Look for an ignition or acc fuse somewhere you have blown. It will likely be a larger size square fuse and will be under the hood or in the kick panel. Let me put it to you like this..... it's a fuse, so rather than say "I checked them" go find the fuse you haven't found yet.


----------



## ncv6coupe (Oct 25, 2009)

could also be a relay got stuck, when u turn the key does the car make any "clicks"


----------



## Bruno Sardine (Dec 19, 2009)

If the battery's charged, then it's likely one of the big fuses or relays in the fuse box under the hood. I'd start there. I don't recall exactly, but is there another fuse box inside the car, like in a kick panel?
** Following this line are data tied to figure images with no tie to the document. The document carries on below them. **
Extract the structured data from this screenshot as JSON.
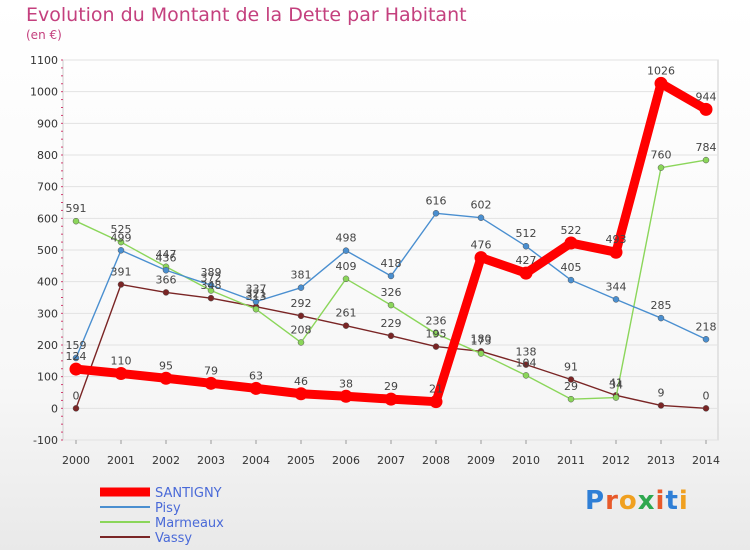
{
  "title": "Evolution du Montant de la Dette par Habitant",
  "subtitle": "(en €)",
  "logo": {
    "text": "Proxiti",
    "colors": [
      "#2f7fd6",
      "#e85a2a",
      "#f0a020",
      "#2fa84f",
      "#e85a2a",
      "#2f7fd6",
      "#f0a020"
    ]
  },
  "chart_data": {
    "type": "line",
    "title": "Evolution du Montant de la Dette par Habitant",
    "ylabel": "(en €)",
    "xlabel": "",
    "x": [
      "2000",
      "2001",
      "2002",
      "2003",
      "2004",
      "2005",
      "2006",
      "2007",
      "2008",
      "2009",
      "2010",
      "2011",
      "2012",
      "2013",
      "2014"
    ],
    "yticks": [
      -100,
      0,
      100,
      200,
      300,
      400,
      500,
      600,
      700,
      800,
      900,
      1000,
      1100
    ],
    "ylim": [
      -100,
      1100
    ],
    "grid": "horizontal",
    "legend_position": "bottom-left",
    "series": [
      {
        "name": "Vassy",
        "color": "#7a2525",
        "values": [
          0,
          391,
          366,
          348,
          321,
          292,
          261,
          229,
          195,
          180,
          138,
          91,
          41,
          9,
          0
        ],
        "labels": [
          "0",
          "391",
          "366",
          "348",
          "321",
          "292",
          "261",
          "229",
          "195",
          "180",
          "138",
          "91",
          "41",
          "9",
          "0"
        ]
      },
      {
        "name": "Marmeaux",
        "color": "#8bd65a",
        "values": [
          591,
          525,
          447,
          372,
          313,
          208,
          409,
          326,
          236,
          173,
          104,
          29,
          34,
          760,
          784
        ],
        "labels": [
          "591",
          "525",
          "447",
          "372",
          "313",
          "208",
          "409",
          "326",
          "236",
          "173",
          "104",
          "29",
          "34",
          "760",
          "784"
        ]
      },
      {
        "name": "Pisy",
        "color": "#4a8fd0",
        "values": [
          159,
          499,
          436,
          389,
          337,
          381,
          498,
          418,
          616,
          602,
          512,
          405,
          344,
          285,
          218
        ],
        "labels": [
          "159",
          "499",
          "436",
          "389",
          "337",
          "381",
          "498",
          "418",
          "616",
          "602",
          "512",
          "405",
          "344",
          "285",
          "218"
        ]
      },
      {
        "name": "SANTIGNY",
        "color": "#ff0000",
        "values": [
          124,
          110,
          95,
          79,
          63,
          46,
          38,
          29,
          21,
          476,
          427,
          522,
          493,
          1026,
          944
        ],
        "labels": [
          "124",
          "110",
          "95",
          "79",
          "63",
          "46",
          "38",
          "29",
          "21",
          "476",
          "427",
          "522",
          "493",
          "1026",
          "944"
        ]
      }
    ]
  },
  "legend": [
    {
      "name": "SANTIGNY",
      "color": "#ff0000",
      "text_color": "#4a6ad8"
    },
    {
      "name": "Pisy",
      "color": "#4a8fd0",
      "text_color": "#4a6ad8"
    },
    {
      "name": "Marmeaux",
      "color": "#8bd65a",
      "text_color": "#4a6ad8"
    },
    {
      "name": "Vassy",
      "color": "#7a2525",
      "text_color": "#4a6ad8"
    }
  ]
}
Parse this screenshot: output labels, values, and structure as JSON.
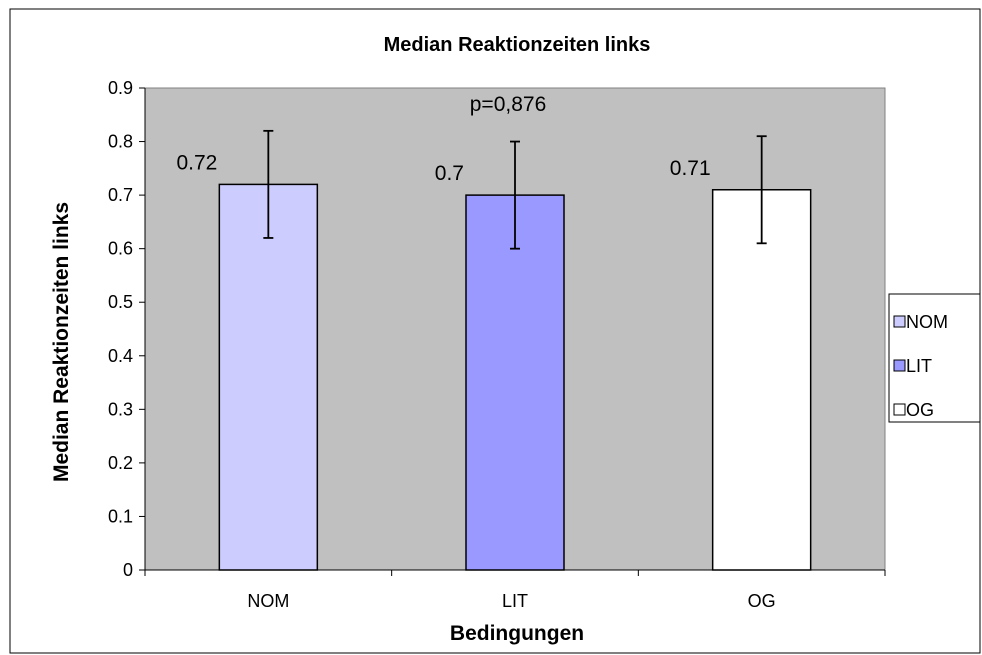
{
  "chart_data": {
    "type": "bar",
    "title": "Median Reaktionzeiten links",
    "xlabel": "Bedingungen",
    "ylabel": "Median Reaktionzeiten links",
    "categories": [
      "NOM",
      "LIT",
      "OG"
    ],
    "values": [
      0.72,
      0.7,
      0.71
    ],
    "value_labels": [
      "0.72",
      "0.7",
      "0.71"
    ],
    "errors": [
      0.1,
      0.1,
      0.1
    ],
    "colors": [
      "#ccccff",
      "#9999ff",
      "#ffffff"
    ],
    "ylim": [
      0,
      0.9
    ],
    "yticks": [
      "0",
      "0.1",
      "0.2",
      "0.3",
      "0.4",
      "0.5",
      "0.6",
      "0.7",
      "0.8",
      "0.9"
    ],
    "annotation": "p=0,876",
    "plot_background": "#c0c0c0",
    "grid": false,
    "legend": {
      "position": "right",
      "entries": [
        "NOM",
        "LIT",
        "OG"
      ]
    }
  }
}
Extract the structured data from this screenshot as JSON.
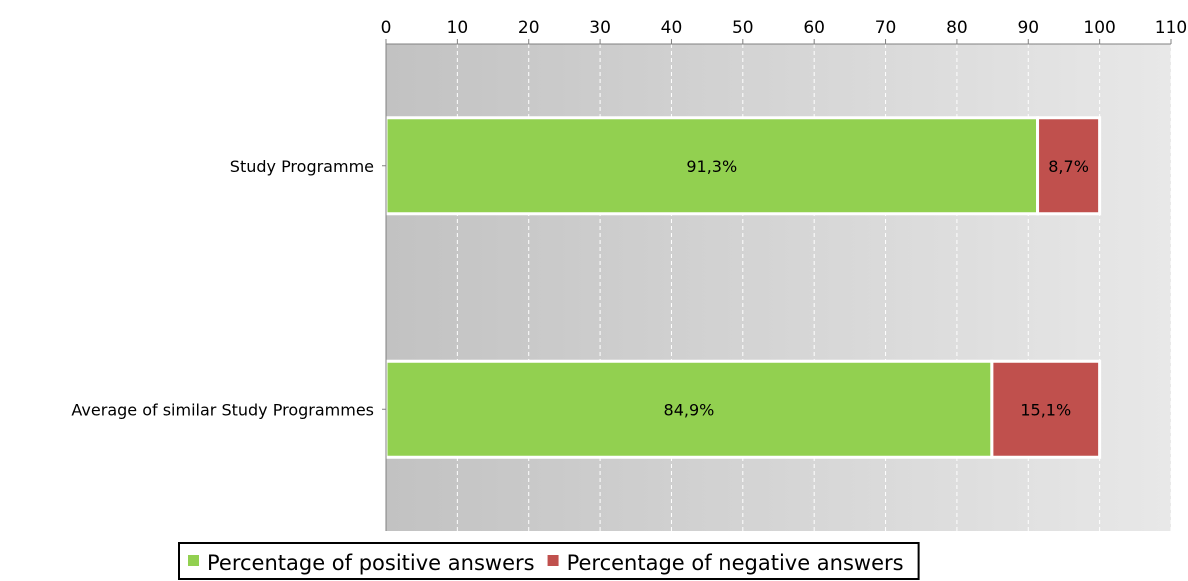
{
  "chart_data": {
    "type": "bar",
    "orientation": "horizontal",
    "stacked": true,
    "categories": [
      "Study Programme",
      "Average of similar Study Programmes"
    ],
    "series": [
      {
        "name": "Percentage of positive answers",
        "values": [
          91.3,
          84.9
        ],
        "labels": [
          "91,3%",
          "84,9%"
        ],
        "color": "#92d050"
      },
      {
        "name": "Percentage of negative answers",
        "values": [
          8.7,
          15.1
        ],
        "labels": [
          "8,7%",
          "15,1%"
        ],
        "color": "#c0504d"
      }
    ],
    "xlim": [
      0,
      110
    ],
    "xticks": [
      0,
      10,
      20,
      30,
      40,
      50,
      60,
      70,
      80,
      90,
      100,
      110
    ],
    "xtick_labels": [
      "0",
      "10",
      "20",
      "30",
      "40",
      "50",
      "60",
      "70",
      "80",
      "90",
      "100",
      "110"
    ],
    "x_axis_position": "top",
    "grid": true,
    "background": "gradient-gray",
    "legend": {
      "position": "bottom",
      "framed": true
    },
    "title": "",
    "xlabel": "",
    "ylabel": ""
  }
}
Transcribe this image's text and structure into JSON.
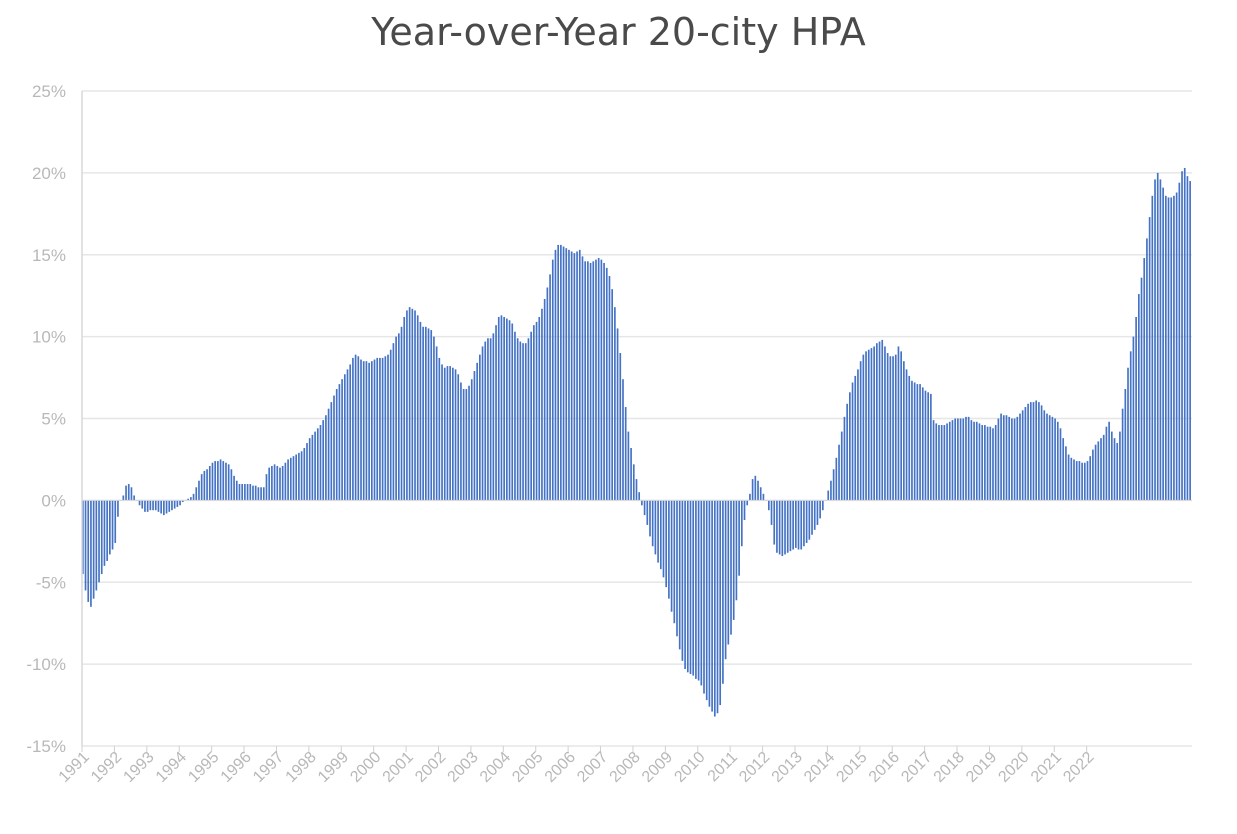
{
  "chart_data": {
    "type": "bar",
    "title": "Year-over-Year 20-city HPA",
    "xlabel": "",
    "ylabel": "",
    "ylim": [
      -15,
      25
    ],
    "y_ticks": [
      "-15%",
      "-10%",
      "-5%",
      "0%",
      "5%",
      "10%",
      "15%",
      "20%",
      "25%"
    ],
    "x_ticks": [
      "1991",
      "1992",
      "1993",
      "1994",
      "1995",
      "1996",
      "1997",
      "1998",
      "1999",
      "2000",
      "2001",
      "2002",
      "2003",
      "2004",
      "2005",
      "2006",
      "2007",
      "2008",
      "2009",
      "2010",
      "2011",
      "2012",
      "2013",
      "2014",
      "2015",
      "2016",
      "2017",
      "2018",
      "2019",
      "2020",
      "2021",
      "2022"
    ],
    "grid": true,
    "bar_color": "#4472c4",
    "x_start": "1991-01",
    "frequency": "monthly",
    "series": [
      {
        "values": [
          -4.5,
          -5.5,
          -6.2,
          -6.5,
          -6.0,
          -5.5,
          -5.0,
          -4.5,
          -4.0,
          -3.7,
          -3.3,
          -3.0,
          -2.6,
          -1.0,
          0.0,
          0.3,
          0.9,
          1.0,
          0.8,
          0.3,
          0.0,
          -0.3,
          -0.5,
          -0.7,
          -0.7,
          -0.6,
          -0.6,
          -0.6,
          -0.7,
          -0.8,
          -0.9,
          -0.8,
          -0.7,
          -0.6,
          -0.5,
          -0.4,
          -0.3,
          -0.1,
          0.0,
          0.1,
          0.2,
          0.4,
          0.8,
          1.2,
          1.6,
          1.8,
          1.9,
          2.1,
          2.3,
          2.4,
          2.4,
          2.5,
          2.4,
          2.3,
          2.2,
          1.9,
          1.5,
          1.2,
          1.0,
          1.0,
          1.0,
          1.0,
          1.0,
          0.9,
          0.9,
          0.8,
          0.8,
          0.8,
          1.6,
          2.0,
          2.1,
          2.2,
          2.1,
          2.0,
          2.1,
          2.3,
          2.5,
          2.6,
          2.7,
          2.8,
          2.9,
          3.0,
          3.2,
          3.5,
          3.8,
          4.0,
          4.2,
          4.4,
          4.6,
          4.9,
          5.2,
          5.6,
          6.0,
          6.4,
          6.8,
          7.1,
          7.4,
          7.7,
          8.0,
          8.3,
          8.7,
          8.9,
          8.8,
          8.6,
          8.5,
          8.5,
          8.4,
          8.5,
          8.6,
          8.7,
          8.7,
          8.7,
          8.8,
          8.9,
          9.2,
          9.6,
          10.0,
          10.2,
          10.6,
          11.2,
          11.6,
          11.8,
          11.7,
          11.6,
          11.3,
          10.9,
          10.6,
          10.6,
          10.5,
          10.4,
          10.0,
          9.4,
          8.7,
          8.3,
          8.1,
          8.2,
          8.2,
          8.1,
          8.0,
          7.7,
          7.2,
          6.8,
          6.8,
          7.0,
          7.4,
          7.9,
          8.4,
          8.9,
          9.4,
          9.7,
          9.9,
          9.9,
          10.2,
          10.7,
          11.2,
          11.3,
          11.2,
          11.1,
          11.0,
          10.8,
          10.3,
          9.9,
          9.7,
          9.6,
          9.6,
          9.9,
          10.3,
          10.7,
          10.9,
          11.2,
          11.7,
          12.3,
          13.0,
          13.8,
          14.7,
          15.3,
          15.6,
          15.6,
          15.5,
          15.4,
          15.3,
          15.2,
          15.1,
          15.2,
          15.3,
          14.9,
          14.6,
          14.6,
          14.5,
          14.6,
          14.7,
          14.8,
          14.7,
          14.5,
          14.2,
          13.7,
          12.9,
          11.8,
          10.5,
          9.0,
          7.4,
          5.7,
          4.2,
          3.2,
          2.2,
          1.3,
          0.5,
          -0.3,
          -0.9,
          -1.5,
          -2.2,
          -2.8,
          -3.3,
          -3.8,
          -4.2,
          -4.7,
          -5.3,
          -6.0,
          -6.8,
          -7.5,
          -8.3,
          -9.1,
          -9.8,
          -10.3,
          -10.5,
          -10.6,
          -10.7,
          -10.9,
          -11.0,
          -11.3,
          -11.8,
          -12.2,
          -12.6,
          -12.9,
          -13.2,
          -13.0,
          -12.5,
          -11.2,
          -9.7,
          -8.8,
          -8.2,
          -7.3,
          -6.1,
          -4.6,
          -2.8,
          -1.2,
          -0.3,
          0.4,
          1.3,
          1.5,
          1.2,
          0.8,
          0.4,
          0.0,
          -0.6,
          -1.5,
          -2.7,
          -3.2,
          -3.3,
          -3.4,
          -3.3,
          -3.2,
          -3.1,
          -3.0,
          -2.9,
          -3.0,
          -3.0,
          -2.8,
          -2.6,
          -2.4,
          -2.1,
          -1.8,
          -1.5,
          -1.1,
          -0.6,
          0.0,
          0.6,
          1.2,
          1.9,
          2.6,
          3.4,
          4.2,
          5.1,
          5.9,
          6.6,
          7.2,
          7.6,
          8.0,
          8.5,
          8.9,
          9.1,
          9.2,
          9.3,
          9.4,
          9.6,
          9.7,
          9.8,
          9.4,
          9.0,
          8.8,
          8.8,
          8.9,
          9.4,
          9.1,
          8.5,
          8.0,
          7.6,
          7.3,
          7.2,
          7.1,
          7.1,
          6.9,
          6.7,
          6.6,
          6.5,
          4.9,
          4.7,
          4.6,
          4.6,
          4.6,
          4.7,
          4.8,
          4.9,
          5.0,
          5.0,
          5.0,
          5.0,
          5.1,
          5.1,
          4.9,
          4.8,
          4.8,
          4.7,
          4.6,
          4.6,
          4.5,
          4.5,
          4.4,
          4.6,
          5.0,
          5.3,
          5.2,
          5.2,
          5.1,
          5.0,
          5.0,
          5.1,
          5.3,
          5.5,
          5.7,
          5.9,
          6.0,
          6.0,
          6.1,
          6.0,
          5.8,
          5.5,
          5.3,
          5.2,
          5.1,
          5.0,
          4.8,
          4.4,
          3.8,
          3.3,
          2.8,
          2.6,
          2.5,
          2.4,
          2.4,
          2.3,
          2.3,
          2.4,
          2.7,
          3.1,
          3.4,
          3.6,
          3.8,
          4.0,
          4.5,
          4.8,
          4.2,
          3.8,
          3.5,
          4.2,
          5.6,
          6.8,
          8.1,
          9.1,
          10.0,
          11.2,
          12.6,
          13.6,
          14.8,
          16.0,
          17.3,
          18.6,
          19.6,
          20.0,
          19.6,
          19.1,
          18.6,
          18.5,
          18.5,
          18.6,
          18.8,
          19.4,
          20.1,
          20.3,
          19.8,
          19.5
        ]
      }
    ]
  }
}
If all else fails you might check that, too.


----------



## Pillow (Nov 14, 2009)

Long shot, a grounding wire to the ECU. That will f up your day.


----------



## Tonyguy (Nov 15, 2007)

You probably popped the Ignition fuse.


----------



## 94VG30DE (Nov 28, 2007)

So when you turn the key to start (with the clutch in if it's a manual) there is no sound, no headlight dimming, no click, no nothing? Sounds like you blew either a fusable link or a big ignition fuse. Check voltage drop on all the fuses in the engine bay. Get yourself a wiring diagram to help with that  

So basically, I mirror what has already been said a couple times above. Voltage drop is the only way to see if a fuse is actually blown or not. Resistance test doesn't do it.


----------



## manslayer (Dec 22, 2009)

thanks guys, you're helping a lot. Tomorrow I'm going to go through every single fuse and check what could be blown. But, yes, when I turn the car "on" nothing happens at all. I get directionals and hazards and high beams and telescopic steering wheel to move, but nothing else.

Thanks for the help guys!


----------



## Mtgrooves (Dec 14, 2009)

Check and make sure all the harnesses are plugged in at the fuse box I had one come loose on me today putting in a remote start and it F!!CKED my day all up at the shop!


----------



## SSSnake (Mar 8, 2007)

Concentrate on the ignition circuits. It seems like everything else is working.


----------



## apxdml (Oct 12, 2015)

Did you ever happen to figure out the problem? The same thing just happened to me, I installed a new Pioneer deck into my 96 Subaru then went on an hour long drive, when I came home I tried to lock the doors but couldn't because there was no power, none whatsoever...


----------